Long-awaited veterans cemetery coming to Northern Nevada
Updated June 6, 2021 - 5:35 pm
WASHINGTON — After a decade of waiting, northeastern Nevada men and women who fought for their country can be buried with military honors in Elko after the Department of Veterans Affairs agreed to buy a parcel of land from the city for a National Veterans Cemetery.
The department notified members of Congress on May 27 that the parcel was reviewed and an environmental impact statement gave the green light for the government to purchase the property to build a cemetery to serve 4,000 veterans.
The project has been long anticipated, said Gil Hernandez, commander of Elko’s Veterans of Foreign Wars Post 2350, who among other veterans worked relentlessly to get the cemetery.
“We are very fortunate to get this,” said Hernandez, a Vietnam veteran and a member of the Northern Nevada Veterans Memorial Cemetery Advisory Committee.
The committee has argued that the nearest veterans cemeteries are in Fernley, near Reno; Salt Lake City; and Las Vegas, 484 miles away.
Hernandez, 73, served in the Marines during the Vietnam War. He joked that at his age, he hopes the Elko cemetery will be built soon.
“I don’t want to go to Fernley,” Hernandez said.
Problems along the way
For the past 10 years, Nevada veterans pushed for a cemetery in Elko, but things kept going off track, according to Hernandez.
Sen. Harry Reid was a supporter, but then he didn’t run for reelection in 2016. Sen. Dean Heller backed it, but he wasn’t reelected in 2018. Rep. Mark Amodei is a supporter, along with other state and local officials, but progress on the request was slow.
“The ball was dropped, in my opinion,” Hernandez said.
Last year, supporters of the cemetery including veterans, Elko County commissioners and the city, realized the Department of Veterans Affairs was interested in building a cemetery through its Rural Initiatives program.
Elko was one of eight communities nationwide that met the criteria.
Sen. Catherine Cortez Masto, D-Nev., offered up legislation that would have allowed a land swap with the Bureau of Land Management. She also worked with local officials to allow the government to purchase land from the city, Hernandez said.
That’s the option that was finally chosen. And Cortez Masto reached an agreement with the Trump administration and the city to proceed. After the 2020 election, she continued working on the idea with the Biden administration, according to her spokeswoman.

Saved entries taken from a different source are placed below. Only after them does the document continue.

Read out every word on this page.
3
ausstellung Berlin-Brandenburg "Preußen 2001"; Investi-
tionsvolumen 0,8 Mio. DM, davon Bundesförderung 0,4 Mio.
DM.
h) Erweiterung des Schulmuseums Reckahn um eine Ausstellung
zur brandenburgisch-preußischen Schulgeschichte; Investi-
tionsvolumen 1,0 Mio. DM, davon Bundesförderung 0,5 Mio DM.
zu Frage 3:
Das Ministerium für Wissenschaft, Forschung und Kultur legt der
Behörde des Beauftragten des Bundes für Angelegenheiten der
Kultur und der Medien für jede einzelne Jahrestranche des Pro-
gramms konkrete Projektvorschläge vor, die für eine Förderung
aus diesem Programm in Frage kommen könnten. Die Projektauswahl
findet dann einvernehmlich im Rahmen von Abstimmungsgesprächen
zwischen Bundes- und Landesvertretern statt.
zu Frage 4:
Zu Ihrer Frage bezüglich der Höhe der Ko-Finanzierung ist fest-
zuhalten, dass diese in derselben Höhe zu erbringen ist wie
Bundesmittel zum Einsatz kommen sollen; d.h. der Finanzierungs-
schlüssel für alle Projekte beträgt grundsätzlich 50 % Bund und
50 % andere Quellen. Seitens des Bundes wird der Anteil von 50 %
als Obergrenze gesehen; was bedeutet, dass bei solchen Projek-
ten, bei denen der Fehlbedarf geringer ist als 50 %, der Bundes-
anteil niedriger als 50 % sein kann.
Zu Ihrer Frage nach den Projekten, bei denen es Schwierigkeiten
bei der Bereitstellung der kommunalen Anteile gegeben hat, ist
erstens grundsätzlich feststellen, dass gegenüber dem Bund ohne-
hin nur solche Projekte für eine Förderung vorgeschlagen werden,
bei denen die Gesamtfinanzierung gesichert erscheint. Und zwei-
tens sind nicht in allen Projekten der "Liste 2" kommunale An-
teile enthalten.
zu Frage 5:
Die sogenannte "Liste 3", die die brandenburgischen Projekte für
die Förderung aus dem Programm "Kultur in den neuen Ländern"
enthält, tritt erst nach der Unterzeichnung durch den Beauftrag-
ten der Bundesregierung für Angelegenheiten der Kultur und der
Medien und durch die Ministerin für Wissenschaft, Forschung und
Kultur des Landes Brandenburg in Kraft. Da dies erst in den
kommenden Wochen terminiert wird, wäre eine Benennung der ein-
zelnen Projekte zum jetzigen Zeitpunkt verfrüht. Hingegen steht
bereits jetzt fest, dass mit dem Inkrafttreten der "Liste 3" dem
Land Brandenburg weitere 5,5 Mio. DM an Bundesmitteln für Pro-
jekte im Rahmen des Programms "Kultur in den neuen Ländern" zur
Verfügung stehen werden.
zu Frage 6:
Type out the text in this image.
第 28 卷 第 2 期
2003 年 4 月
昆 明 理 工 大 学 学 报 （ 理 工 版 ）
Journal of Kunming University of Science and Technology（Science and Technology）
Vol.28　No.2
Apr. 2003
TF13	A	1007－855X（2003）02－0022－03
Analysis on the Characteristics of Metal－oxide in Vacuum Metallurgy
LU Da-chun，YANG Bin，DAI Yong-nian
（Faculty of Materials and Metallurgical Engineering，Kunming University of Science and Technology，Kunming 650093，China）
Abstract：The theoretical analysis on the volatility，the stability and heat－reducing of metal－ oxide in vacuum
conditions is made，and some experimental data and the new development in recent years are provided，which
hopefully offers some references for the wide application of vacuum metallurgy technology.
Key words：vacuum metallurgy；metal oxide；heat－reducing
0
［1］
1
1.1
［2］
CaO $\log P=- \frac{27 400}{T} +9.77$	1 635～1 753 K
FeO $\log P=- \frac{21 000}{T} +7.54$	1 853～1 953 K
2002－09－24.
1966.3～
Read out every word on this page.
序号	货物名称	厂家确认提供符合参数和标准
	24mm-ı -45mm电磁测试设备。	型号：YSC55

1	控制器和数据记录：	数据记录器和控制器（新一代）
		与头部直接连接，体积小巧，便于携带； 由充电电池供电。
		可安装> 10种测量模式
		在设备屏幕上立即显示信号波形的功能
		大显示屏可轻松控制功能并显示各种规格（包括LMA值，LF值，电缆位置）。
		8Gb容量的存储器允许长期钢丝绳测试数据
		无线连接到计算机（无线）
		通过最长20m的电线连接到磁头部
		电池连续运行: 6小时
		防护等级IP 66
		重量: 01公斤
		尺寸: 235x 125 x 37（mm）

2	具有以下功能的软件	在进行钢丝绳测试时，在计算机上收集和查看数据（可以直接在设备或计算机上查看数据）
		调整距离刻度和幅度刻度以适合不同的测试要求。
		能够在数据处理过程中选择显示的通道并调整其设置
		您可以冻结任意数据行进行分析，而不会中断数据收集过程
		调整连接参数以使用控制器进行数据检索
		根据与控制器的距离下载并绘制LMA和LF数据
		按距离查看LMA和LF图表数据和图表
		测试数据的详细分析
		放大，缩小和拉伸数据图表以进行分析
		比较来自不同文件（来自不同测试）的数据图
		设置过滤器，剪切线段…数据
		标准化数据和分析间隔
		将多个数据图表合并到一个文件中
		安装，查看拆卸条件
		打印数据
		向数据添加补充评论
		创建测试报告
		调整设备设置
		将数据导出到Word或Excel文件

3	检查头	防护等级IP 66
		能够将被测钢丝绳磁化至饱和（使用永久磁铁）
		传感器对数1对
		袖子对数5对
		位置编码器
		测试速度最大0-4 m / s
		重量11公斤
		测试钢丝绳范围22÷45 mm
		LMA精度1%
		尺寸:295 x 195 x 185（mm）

“Catherine Cortez Masto is the one who really pushed, and kept pushing,” Hernandez said.
Good news at last
Last week, Cortez Masto and other lawmakers were notified by the veterans affairs department of the environmental impact statement and plans to move forward on 15 acres of property.

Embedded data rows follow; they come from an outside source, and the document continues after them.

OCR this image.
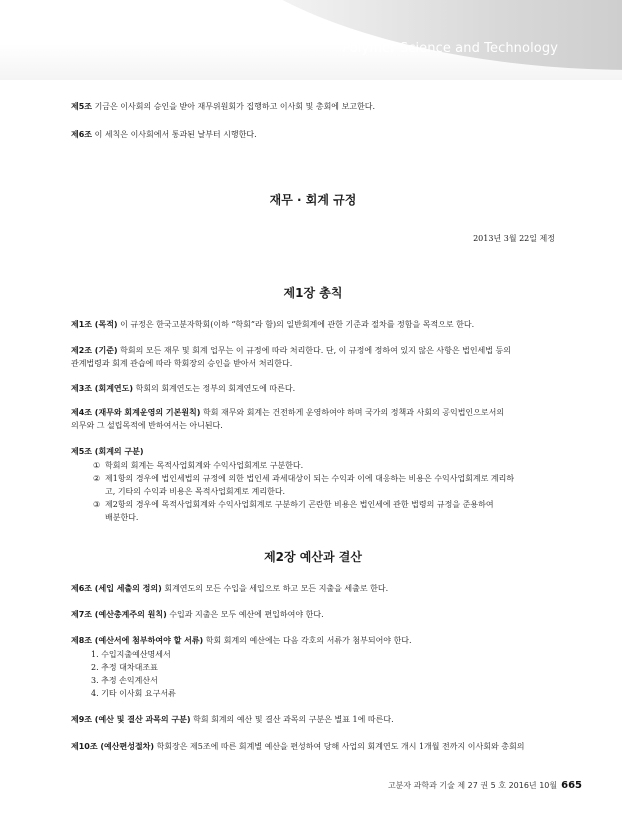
Polymer Science and Technology

제5조 기금은 이사회의 승인을 받아 재무위원회가 집행하고 이사회 및 총회에 보고한다.

제6조 이 세칙은 이사회에서 통과된 날부터 시행한다.

재무 · 회계 규정
2013년 3월 22일 제정
제1장 총칙

제1조 (목적) 이 규정은 한국고분자학회(이하 “학회”라 함)의 일반회계에 관한 기준과 절차를 정함을 목적으로 한다.

제2조 (기준) 학회의 모든 재무 및 회계 업무는 이 규정에 따라 처리한다. 단, 이 규정에 정하여 있지 않은 사항은 법인세법 등의
관계법령과 회계 관습에 따라 학회장의 승인을 받아서 처리한다.

제3조 (회계연도) 학회의 회계연도는 정부의 회계연도에 따른다.

제4조 (재무와 회계운영의 기본원칙) 학회 재무와 회계는 건전하게 운영하여야 하며 국가의 정책과 사회의 공익법인으로서의
의무와 그 설립목적에 반하여서는 아니된다.

제5조 (회계의 구분)

① 학회의 회계는 목적사업회계와 수익사업회계로 구분한다.

② 제1항의 경우에 법인세법의 규정에 의한 법인세 과세대상이 되는 수익과 이에 대응하는 비용은 수익사업회계로 계리하
고, 기타의 수익과 비용은 목적사업회계로 계리한다.

③ 제2항의 경우에 목적사업회계와 수익사업회계로 구분하기 곤란한 비용은 법인세에 관한 법령의 규정을 준용하여
배분한다.

제2장 예산과 결산

제6조 (세입 세출의 정의) 회계연도의 모든 수입을 세입으로 하고 모든 지출을 세출로 한다.

제7조 (예산총계주의 원칙) 수입과 지출은 모두 예산에 편입하여야 한다.

제8조 (예산서에 첨부하여야 할 서류) 학회 회계의 예산에는 다음 각호의 서류가 첨부되어야 한다.

1. 수입지출예산명세서

2. 추정 대차대조표

3. 추정 손익계산서

4. 기타 이사회 요구서류

제9조 (예산 및 결산 과목의 구분) 학회 회계의 예산 및 결산 과목의 구분은 별표 1에 따른다.

제10조 (예산편성절차) 학회장은 제5조에 따른 회계별 예산을 편성하여 당해 사업의 회계연도 개시 1개월 전까지 이사회와 총회의

고분자 과학과 기술 제 27 권 5 호 2016년 10월 665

“Elko has one of the strongest and most active veterans communities in the state, and they’ve advocated for the construction of this much-needed cemetery for over 10 years,” Cortez Masto said in a statement. “I knew I couldn’t let their advocacy continue to be held up by a slow and bureaucratic federal response.”
Hernandez praises the veterans department and Cortez Masto for her efforts. “She pushed when we asked her to,” he said.
The former Marine pushed for the project himself, too. “My foot’s in the door,” Hernandez said. “I’m going to keep pushing.”
Hernandez is not one to give up easily. During combat in Vietnam, Hernandez was pronounced dead three times. He didn’t die, obviously, and returned home to a country divided by the war.
Hernandez became a veterans advocate, and has been one ever since.
The cemetery in Elko will be managed by the federal government. The state maintains the burial grounds in Las Vegas and Fernley.
The new VA burial cemetery in Elko will serve an entire region and a state that 250,000 veterans call home, according to the Department of Veterans Affairs.
“We earned this,” he said. “We all earned this.”